The FAFSA determines how much aid is available to each student, which comes in many forms, including state-awarded scholarships, grants, federal work studies and federal loans.
Once the application is submitted, students can be awarded varying amounts of federal aid through scholarships, grants or loans.
“It made it possible for me to go to school,” Ghiglieri said. “Without student loans, I would not be able to afford school, even with my parents’ help.”
Hofer also recommended that students speak directly to a financial aid counselor.
“They can give you more opportunities based off of your specific financial situation,” Hofer said.
According to College Data, 94.5% of UNG’s incoming freshmen in the 2018 academic year filed a FAFSA and received financial aid. Similarly, 94.9 percent of all undergraduates filed a FAFSA and received financial aid.
On average, undergraduates in financial need at UNG during the 2018 academic year were awarded $14,234. This covered the in-state tuition of $7,336 with several thousand dollars to spare. This left money for students to use on textbooks, housing and food.
After filing her FAFSA, Ghiglieri was awarded federal loans. Additionally, her high grades made her eligible for the HOPE scholarship, a merit-based state scholarship that pays for roughly 80% of tuition.
While this awarded money helped her afford college and an apartment, it has also helped make international travel more affordable. Because she did not know if she would be able to afford to travel after graduation, Ghiglieri took out the maximum amount of her loans in order to study abroad.

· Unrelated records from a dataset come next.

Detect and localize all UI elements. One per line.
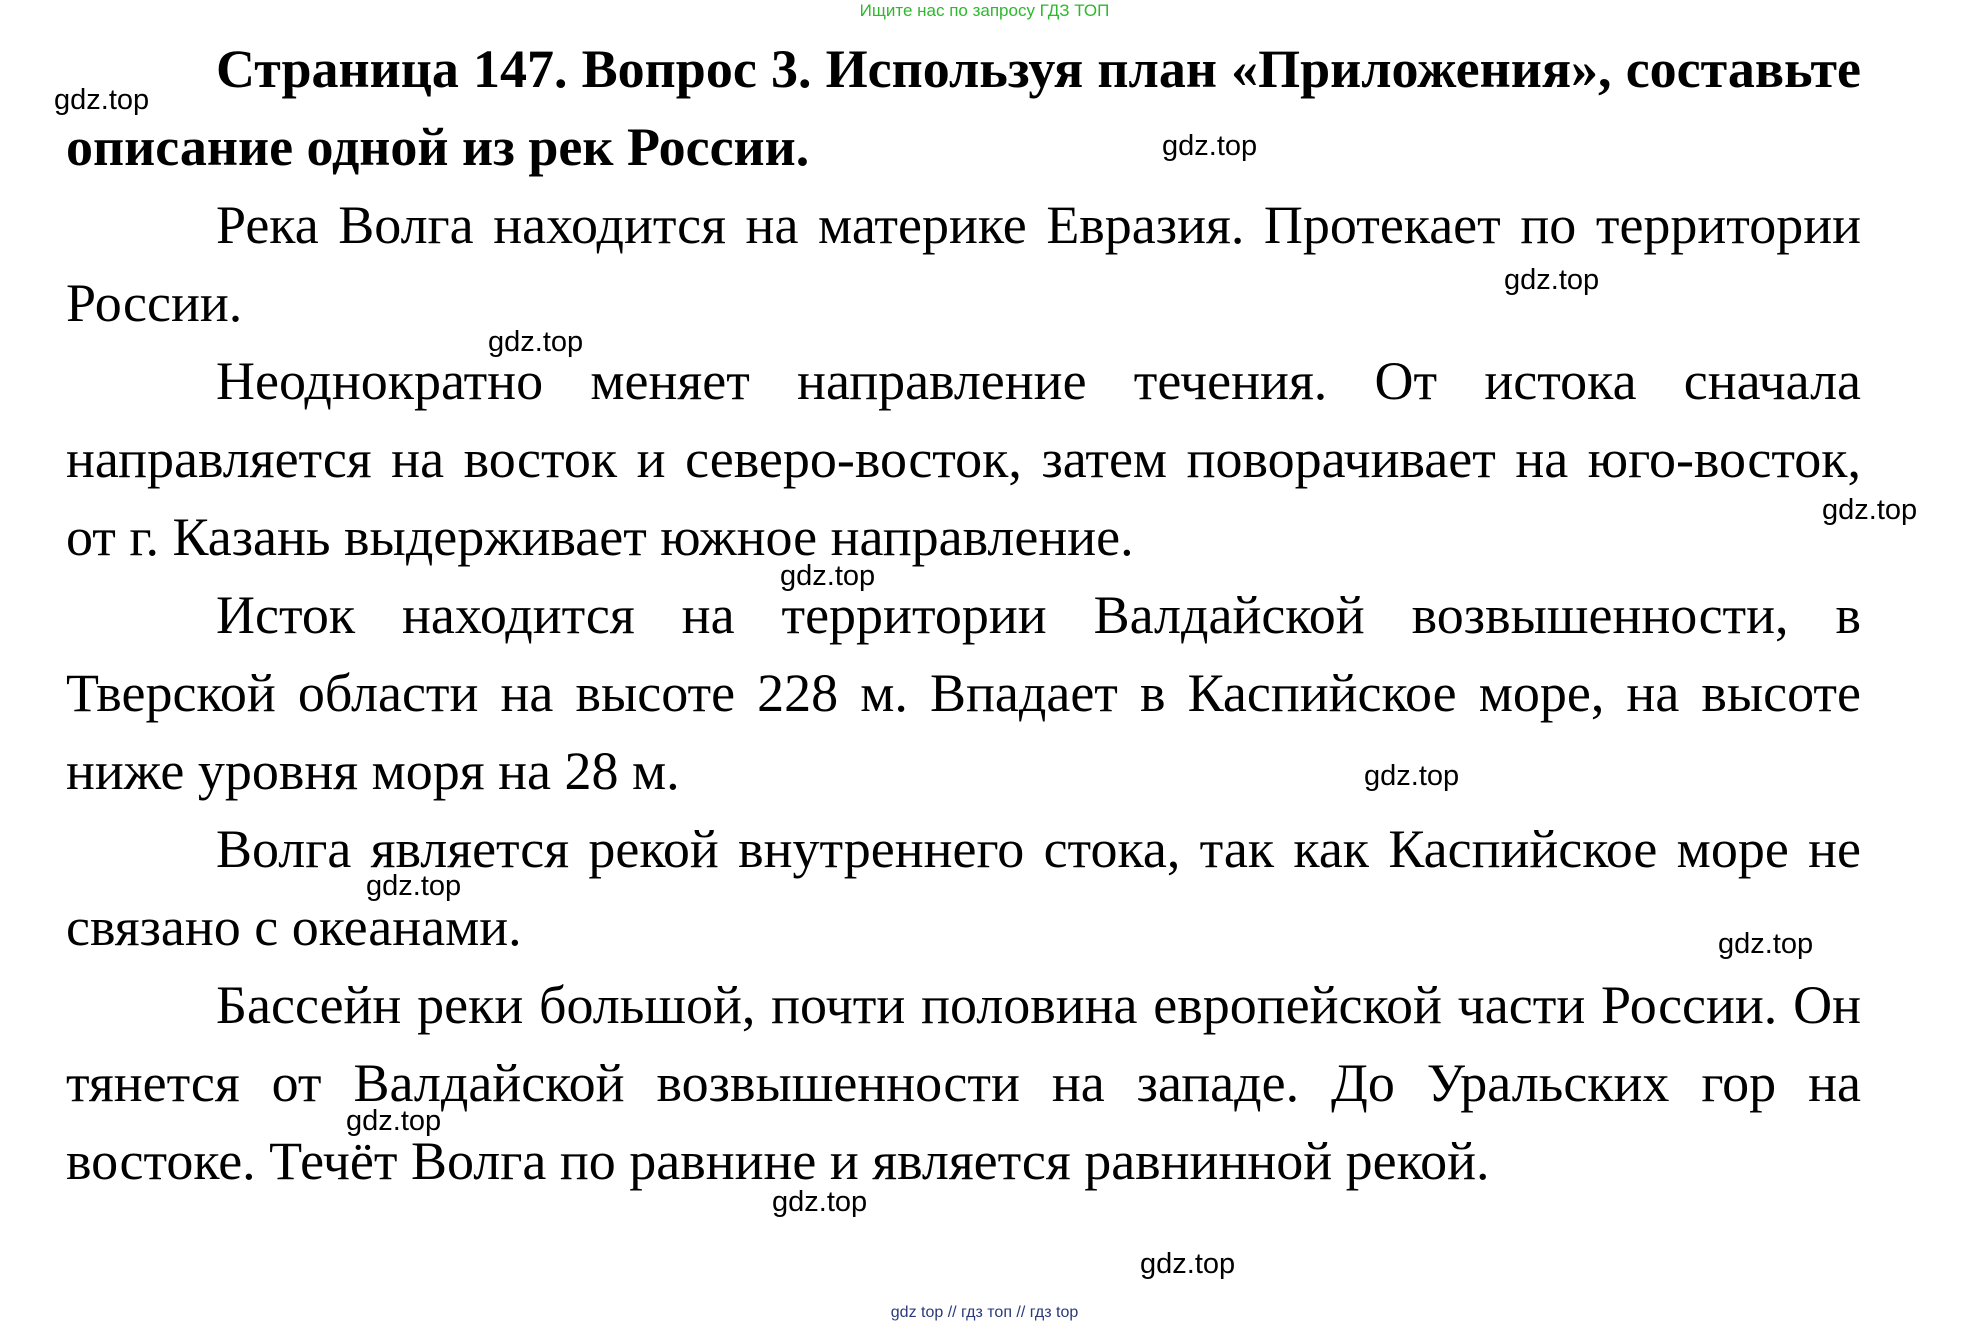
watermark: gdz.top bbox=[366, 870, 462, 902]
paragraph-location: Река Волга находится на материке Евразия. Протекает по территории России. bbox=[66, 195, 1861, 333]
watermark: gdz.top bbox=[1162, 130, 1258, 162]
watermark: gdz.top bbox=[1822, 494, 1918, 526]
paragraph-drainage: Волга является рекой внутреннего стока, так как Каспийское море не связано с океанами. bbox=[66, 819, 1861, 957]
watermark: gdz.top bbox=[1718, 928, 1814, 960]
watermark: gdz.top bbox=[54, 84, 150, 116]
watermark: gdz.top bbox=[346, 1105, 442, 1137]
watermark: gdz.top bbox=[780, 560, 876, 592]
watermark: gdz.top bbox=[772, 1186, 868, 1218]
paragraph-source-mouth: Исток находится на территории Валдайской возвышенности, в Тверской области на высоте 228 м. Впадает в Каспийское море, на высоте ниже уровня моря на 28 м. bbox=[66, 585, 1861, 801]
answer-document bbox=[66, 30, 1861, 1200]
question-title: Страница 147. Вопрос 3. Используя план «Приложения», составьте описание одной из рек России. bbox=[66, 39, 1861, 177]
watermark: gdz.top bbox=[1140, 1248, 1236, 1280]
paragraph-direction: Неоднократно меняет направление течения. От истока сначала направляется на восток и северо-восток, затем поворачивает на юго-восток, от г. Казань выдерживает южное направление. bbox=[66, 351, 1861, 567]
paragraph-basin: Бассейн реки большой, почти половина европейской части России. Он тянется от Валдайской возвышенности на западе. До Уральских гор на востоке. Течёт Волга по равнине и является равнинной рекой. bbox=[66, 975, 1861, 1191]
watermark: gdz.top bbox=[1504, 264, 1600, 296]
top-banner: Ищите нас по запросу ГДЗ ТОП bbox=[859, 1, 1110, 20]
watermark: gdz.top bbox=[1364, 760, 1460, 792]
footer-links: gdz top // гдз топ // гдз top bbox=[890, 1304, 1079, 1321]
watermark: gdz.top bbox=[488, 326, 584, 358]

“I am taking out debt now in order to experience things I would not normally experience,” Ghiglieri said.
While HOPE scholarship paid for tuition, she used her loans to pay for the remaining expenses, including housing, food and airfare. With federal aid, Ghiglieri studied abroad in Ireland in 2019.
Because federal aid helped Ghiglieri throughout her college career, she recommended other students also complete the FASFA yearly.
“The worst that can happen is they tell you, ‘We can’t help you other than giving you loans,’” Ghiglieri said, but without filling out that form students won’t know what aid is available.
“Maybe you qualify for other scholarships or grants that you didn’t know existed,” she said.
Jennifer Conley is a journalism student at the University of Georgia. The reporting for this article was completed before the campus closed due to the COVID-19 pandemic.